Ishiguro’s family immigrated to Britain from Japan when he was only five years old. In his wonderful 2017 Nobel lecture, he outlines his experiences grappling with his identity in relation to his geocultural roots, both as a child and an adult. He cites as a pivotal moment in his literary career the night he found himself “writing, with a new and urgent intensity, about Japan” after a few weeks of attempting to set a story in Britain. That night sparked a journey that would turn into his first novel A Pale View of Hills.
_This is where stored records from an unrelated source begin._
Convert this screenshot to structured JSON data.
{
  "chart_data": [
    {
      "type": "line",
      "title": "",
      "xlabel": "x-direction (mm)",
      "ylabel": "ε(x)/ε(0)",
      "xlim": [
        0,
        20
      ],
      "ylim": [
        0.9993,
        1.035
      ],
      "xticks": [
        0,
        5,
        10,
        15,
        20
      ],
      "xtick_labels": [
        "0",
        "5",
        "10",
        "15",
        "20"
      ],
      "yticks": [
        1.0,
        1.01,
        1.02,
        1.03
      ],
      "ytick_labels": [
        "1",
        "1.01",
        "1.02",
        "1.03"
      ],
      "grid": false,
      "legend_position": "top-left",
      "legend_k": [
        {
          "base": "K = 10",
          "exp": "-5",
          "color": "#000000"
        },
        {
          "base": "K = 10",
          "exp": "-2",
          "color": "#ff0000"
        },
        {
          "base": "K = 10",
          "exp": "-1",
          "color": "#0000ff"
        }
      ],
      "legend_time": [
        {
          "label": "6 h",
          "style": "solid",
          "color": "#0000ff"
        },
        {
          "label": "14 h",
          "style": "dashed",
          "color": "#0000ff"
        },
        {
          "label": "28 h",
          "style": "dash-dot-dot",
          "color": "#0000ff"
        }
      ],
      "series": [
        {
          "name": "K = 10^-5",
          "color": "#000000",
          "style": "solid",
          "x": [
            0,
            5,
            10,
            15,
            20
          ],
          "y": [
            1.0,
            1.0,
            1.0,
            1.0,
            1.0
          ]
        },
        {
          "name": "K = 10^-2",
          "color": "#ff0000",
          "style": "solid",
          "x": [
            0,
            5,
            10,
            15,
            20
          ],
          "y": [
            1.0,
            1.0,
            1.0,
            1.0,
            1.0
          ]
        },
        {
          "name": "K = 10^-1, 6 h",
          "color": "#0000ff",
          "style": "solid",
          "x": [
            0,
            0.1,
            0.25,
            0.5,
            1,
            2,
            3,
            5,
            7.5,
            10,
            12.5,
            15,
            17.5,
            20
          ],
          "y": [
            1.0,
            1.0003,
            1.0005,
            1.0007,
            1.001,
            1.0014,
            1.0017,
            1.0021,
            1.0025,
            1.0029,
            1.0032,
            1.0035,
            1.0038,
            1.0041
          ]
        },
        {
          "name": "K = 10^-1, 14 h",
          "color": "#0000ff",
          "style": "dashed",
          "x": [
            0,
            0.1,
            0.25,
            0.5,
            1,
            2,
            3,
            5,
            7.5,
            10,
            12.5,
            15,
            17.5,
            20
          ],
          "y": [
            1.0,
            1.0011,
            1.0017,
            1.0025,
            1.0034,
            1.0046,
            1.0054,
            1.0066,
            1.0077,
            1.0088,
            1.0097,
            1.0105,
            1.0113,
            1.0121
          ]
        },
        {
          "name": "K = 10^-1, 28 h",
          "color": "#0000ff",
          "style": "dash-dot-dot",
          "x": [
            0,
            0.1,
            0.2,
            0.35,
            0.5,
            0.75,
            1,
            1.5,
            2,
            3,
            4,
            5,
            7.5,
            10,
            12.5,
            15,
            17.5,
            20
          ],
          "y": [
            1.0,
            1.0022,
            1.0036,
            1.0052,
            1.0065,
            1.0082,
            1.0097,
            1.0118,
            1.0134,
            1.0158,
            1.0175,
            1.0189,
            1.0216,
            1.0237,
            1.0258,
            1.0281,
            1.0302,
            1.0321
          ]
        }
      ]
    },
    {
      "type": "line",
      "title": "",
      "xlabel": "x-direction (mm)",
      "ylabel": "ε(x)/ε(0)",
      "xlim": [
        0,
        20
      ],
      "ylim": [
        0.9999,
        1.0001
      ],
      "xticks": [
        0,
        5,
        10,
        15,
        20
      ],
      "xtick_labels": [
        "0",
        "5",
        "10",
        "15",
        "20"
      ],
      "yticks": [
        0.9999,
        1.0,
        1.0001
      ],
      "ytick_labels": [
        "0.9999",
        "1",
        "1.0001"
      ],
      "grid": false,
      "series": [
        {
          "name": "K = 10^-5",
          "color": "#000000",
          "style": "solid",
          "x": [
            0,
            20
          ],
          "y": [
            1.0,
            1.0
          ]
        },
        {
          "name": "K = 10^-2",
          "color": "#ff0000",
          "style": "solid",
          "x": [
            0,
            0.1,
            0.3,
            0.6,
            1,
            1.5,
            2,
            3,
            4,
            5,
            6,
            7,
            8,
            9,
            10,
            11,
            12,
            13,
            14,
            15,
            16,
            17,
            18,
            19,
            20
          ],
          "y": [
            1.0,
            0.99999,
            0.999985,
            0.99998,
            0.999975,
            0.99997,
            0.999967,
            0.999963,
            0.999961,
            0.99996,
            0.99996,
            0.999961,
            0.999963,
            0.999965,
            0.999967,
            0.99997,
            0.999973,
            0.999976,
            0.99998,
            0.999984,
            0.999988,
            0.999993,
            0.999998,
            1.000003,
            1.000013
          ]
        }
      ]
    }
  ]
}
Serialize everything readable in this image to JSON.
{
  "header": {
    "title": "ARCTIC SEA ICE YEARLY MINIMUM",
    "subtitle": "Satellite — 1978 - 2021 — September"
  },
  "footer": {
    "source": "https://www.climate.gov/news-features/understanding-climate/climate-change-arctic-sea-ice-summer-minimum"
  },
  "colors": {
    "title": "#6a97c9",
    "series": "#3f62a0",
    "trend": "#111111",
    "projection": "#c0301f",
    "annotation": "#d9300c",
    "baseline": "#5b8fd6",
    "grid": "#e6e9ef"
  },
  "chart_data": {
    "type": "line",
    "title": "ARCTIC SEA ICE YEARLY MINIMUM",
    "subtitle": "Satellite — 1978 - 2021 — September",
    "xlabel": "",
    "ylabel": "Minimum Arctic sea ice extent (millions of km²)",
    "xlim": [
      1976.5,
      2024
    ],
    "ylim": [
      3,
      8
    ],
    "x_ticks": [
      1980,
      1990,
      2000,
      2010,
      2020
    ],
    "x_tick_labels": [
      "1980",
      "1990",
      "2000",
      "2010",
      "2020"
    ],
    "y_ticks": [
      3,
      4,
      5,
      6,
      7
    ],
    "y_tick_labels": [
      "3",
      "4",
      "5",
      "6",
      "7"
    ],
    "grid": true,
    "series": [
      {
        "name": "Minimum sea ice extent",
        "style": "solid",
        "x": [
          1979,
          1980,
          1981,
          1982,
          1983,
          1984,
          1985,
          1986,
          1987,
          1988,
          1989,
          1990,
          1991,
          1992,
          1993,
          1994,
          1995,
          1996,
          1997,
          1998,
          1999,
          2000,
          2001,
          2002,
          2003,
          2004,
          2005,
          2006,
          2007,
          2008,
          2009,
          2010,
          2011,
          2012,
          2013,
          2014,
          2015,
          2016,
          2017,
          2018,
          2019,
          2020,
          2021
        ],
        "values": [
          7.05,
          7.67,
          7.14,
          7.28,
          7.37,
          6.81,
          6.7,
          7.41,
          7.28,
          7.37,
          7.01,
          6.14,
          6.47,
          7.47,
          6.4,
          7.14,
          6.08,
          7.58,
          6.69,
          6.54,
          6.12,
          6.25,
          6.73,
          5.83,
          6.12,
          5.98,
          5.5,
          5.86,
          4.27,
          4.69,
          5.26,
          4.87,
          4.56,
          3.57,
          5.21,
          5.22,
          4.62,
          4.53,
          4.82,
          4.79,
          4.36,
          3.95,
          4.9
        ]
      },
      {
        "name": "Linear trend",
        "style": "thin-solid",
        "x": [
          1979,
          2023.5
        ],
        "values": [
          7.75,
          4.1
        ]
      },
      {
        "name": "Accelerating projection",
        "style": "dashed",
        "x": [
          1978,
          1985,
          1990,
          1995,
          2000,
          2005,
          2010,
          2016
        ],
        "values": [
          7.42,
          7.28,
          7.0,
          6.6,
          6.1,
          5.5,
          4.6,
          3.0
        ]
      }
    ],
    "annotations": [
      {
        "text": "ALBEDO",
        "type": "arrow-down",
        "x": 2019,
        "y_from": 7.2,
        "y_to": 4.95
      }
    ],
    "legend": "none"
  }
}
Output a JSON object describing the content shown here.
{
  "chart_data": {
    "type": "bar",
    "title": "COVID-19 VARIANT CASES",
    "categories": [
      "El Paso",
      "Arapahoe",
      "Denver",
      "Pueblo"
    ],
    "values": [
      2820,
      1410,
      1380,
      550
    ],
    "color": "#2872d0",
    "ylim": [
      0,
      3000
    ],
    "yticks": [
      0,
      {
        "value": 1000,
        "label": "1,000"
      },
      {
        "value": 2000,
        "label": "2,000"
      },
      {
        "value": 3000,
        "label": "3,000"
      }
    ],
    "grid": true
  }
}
The book, he says, was his way of preserving a Japan that was borne of and existed only in his mind, “to which (he) in some way belonged, and from which (his) drew a certain sense of (his) identity.”
Tracing the world’s four oldest fairy tales

Fairy tales were just bright, musical Disney films until I received a hardback version of Grimm’s when I was eight. They were...grim — I didn’t like them. In college, I read Robert Darnton’s The Great Cat Massacre, and learned that the reason these stories felt so dark was because they were first and foremost morality tales designed to scare young children into submission. Apparently an early version of “The Little Red Riding Hood” ended with the Wolf persuading the child to get in naked in bed with him — yikes! Lapham’s Quarterly traces all fairy tales back to just four archetypes:

Emma Willard's Maps of Time

Emma Willard, a feminist educator, pioneered the visual display of history, and her beautiful, though teleological, timelines turned history into cartographies. Here’s a great essay from one of my favorite online magazines that considers at the ways in which her sense of history — a march of progress, showed up in those thoughtful, curious timelines that influenced a generation of American history books:

All of North America’s colonial history merely formed the backstory to the preordained rise of the United States. The [Tree of Time] also strengthened a sense of coherence, organizing the chaotic past into a series of branches that spelled out the national meaning of the past. Above all, the Tree of Time conveyed to students a sense that history moved in a meaningful direction. Imperialism, dispossession, and violence was translated, in Willard’s representation, into a peaceful and unified picture of American progress.